2010年8月29日
狩野文浩が日本動物心理学会第70回大会で
日本動物心理学会大会発表奨励賞優秀奨励賞を受賞しました。
狩野文浩(D2)が日本動物心理学会第70回大会(2010.8.27-29、帝京大学)において日本動物心理学会大会発表奨励賞優秀奨励賞を受賞しました。
発表題目
「ヒトとチンパンジーにおける比較アイ・トラッキング研究」
発表者
狩野文浩(京都大学霊長類研究所・日本学術振興会)・友永雅己(京都大学霊長類研究所)
受賞内容の解説
ヒトは視野を探索するために、一秒間に普通2-3回、視点の中心を移動させる。私たちは日常、視野のすべての部位をクリアに見ている印象を抱いているが、高い精度の視覚情報は実際、視点の中心(中心禍)からのみ取り込まれる。

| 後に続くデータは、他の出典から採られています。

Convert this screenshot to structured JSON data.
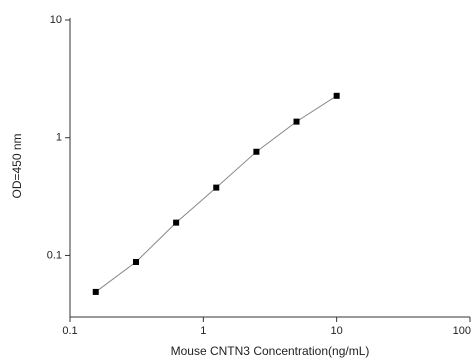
{
  "chart_data": {
    "type": "scatter",
    "x_label": "Mouse CNTN3 Concentration(ng/mL)",
    "y_label": "OD=450 nm",
    "log_x": true,
    "log_y": true,
    "x": [
      0.156,
      0.3125,
      0.625,
      1.25,
      2.5,
      5,
      10
    ],
    "values": [
      0.049,
      0.088,
      0.19,
      0.377,
      0.76,
      1.37,
      2.27
    ],
    "color": "#000000",
    "line_color": "#888888",
    "xlim": [
      0.1,
      100
    ],
    "xticks": [
      0.1,
      1,
      10,
      100
    ],
    "ylim": [
      0.03,
      10
    ],
    "yticks": [
      0.1,
      1,
      10
    ]
  }
}
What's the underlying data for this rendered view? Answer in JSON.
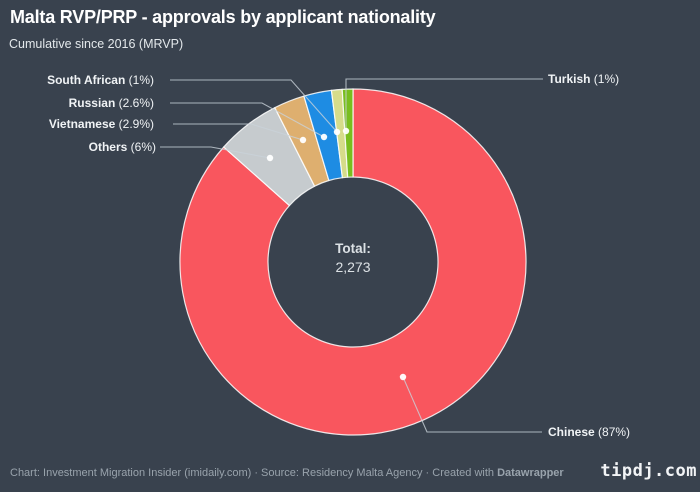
{
  "header": {
    "title": "Malta RVP/PRP - approvals by applicant nationality",
    "subtitle": "Cumulative since 2016 (MRVP)"
  },
  "chart_data": {
    "type": "pie",
    "variant": "donut",
    "title": "Malta RVP/PRP - approvals by applicant nationality",
    "subtitle": "Cumulative since 2016 (MRVP)",
    "total": 2273,
    "center_label": {
      "title": "Total:",
      "value": "2,273"
    },
    "slices": [
      {
        "name": "Chinese",
        "pct_label": "(87%)",
        "value": 87,
        "color": "#F9565E"
      },
      {
        "name": "Others",
        "pct_label": "(6%)",
        "value": 6,
        "color": "#C6CBCE"
      },
      {
        "name": "Vietnamese",
        "pct_label": "(2.9%)",
        "value": 2.9,
        "color": "#DEAF6F"
      },
      {
        "name": "Russian",
        "pct_label": "(2.6%)",
        "value": 2.6,
        "color": "#1E8CE3"
      },
      {
        "name": "South African",
        "pct_label": "(1%)",
        "value": 1,
        "color": "#D6DC8A"
      },
      {
        "name": "Turkish",
        "pct_label": "(1%)",
        "value": 1,
        "color": "#79BE1E"
      }
    ],
    "start_angle_deg": 0,
    "direction": "clockwise",
    "legend_position": "callout-labels"
  },
  "footer": {
    "chart_prefix": "Chart: ",
    "chart_credit": "Investment Migration Insider (imidaily.com)",
    "sep1": " · ",
    "source_prefix": "Source: ",
    "source": "Residency Malta Agency",
    "sep2": " · ",
    "created_with": "Created with ",
    "brand": "Datawrapper"
  },
  "watermark": "tipdj.com",
  "colors": {
    "background": "#39424E",
    "chinese_red": "#F9565E",
    "others_gray": "#C6CBCE",
    "vietnamese_tan": "#DEAF6F",
    "russian_blue": "#1E8CE3",
    "south_african_pale": "#D6DC8A",
    "turkish_green": "#79BE1E",
    "leader_line": "#C9D2D9",
    "title_text": "#FFFFFF",
    "footer_text": "#99A3AC"
  }
}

したがって、視点の動きは視覚情報が取り込まれ、分析されるやり方を反映している。本研究は、この点を比較の方法で検討することを目的とし、ヒトと最も近縁なチンパンジー(/Pan
troglodytes/)の視点の動きをアイ・トラッキングの方法を用いて比較検討した。
結果、自然画像を自由に観察しているとき、チンパンジーは視点を一秒間に3-4回、ヒトよりも高い頻度で移動させることがわかった。さらに、gap-overlap法を用いることによって、このヒトとチンパンジーの目のタイミングにおける種差が、視野における基本的な違い(周辺視野に対する感受性)に由来すると言うよりも、中心視野と周辺視野における刺激の闘争を解決する行動戦略の違いを反映していることがわかった。また、小さな画像がランダムな位置に出現/消失するような動画を提示したときに、チンパンジーは視点をヒトより早く移動させ、ゆえにひとつひとつの画像をより正確に目で追跡することがわかった。このことから、シーンを走査する速度において、チンパンジーの視覚戦略は利点を持っていることが示唆された。もしかするとヒトは、この利点を犠牲にすることによって、特異的な視覚処理の方法を進化させてきたのかもしれない。
ゆえに、これらの結果は、ヒトとそれ以外の霊長類における視覚戦略の非連続性と、それぞれの視覚戦略のコスト―ベネフィット関係を示唆している。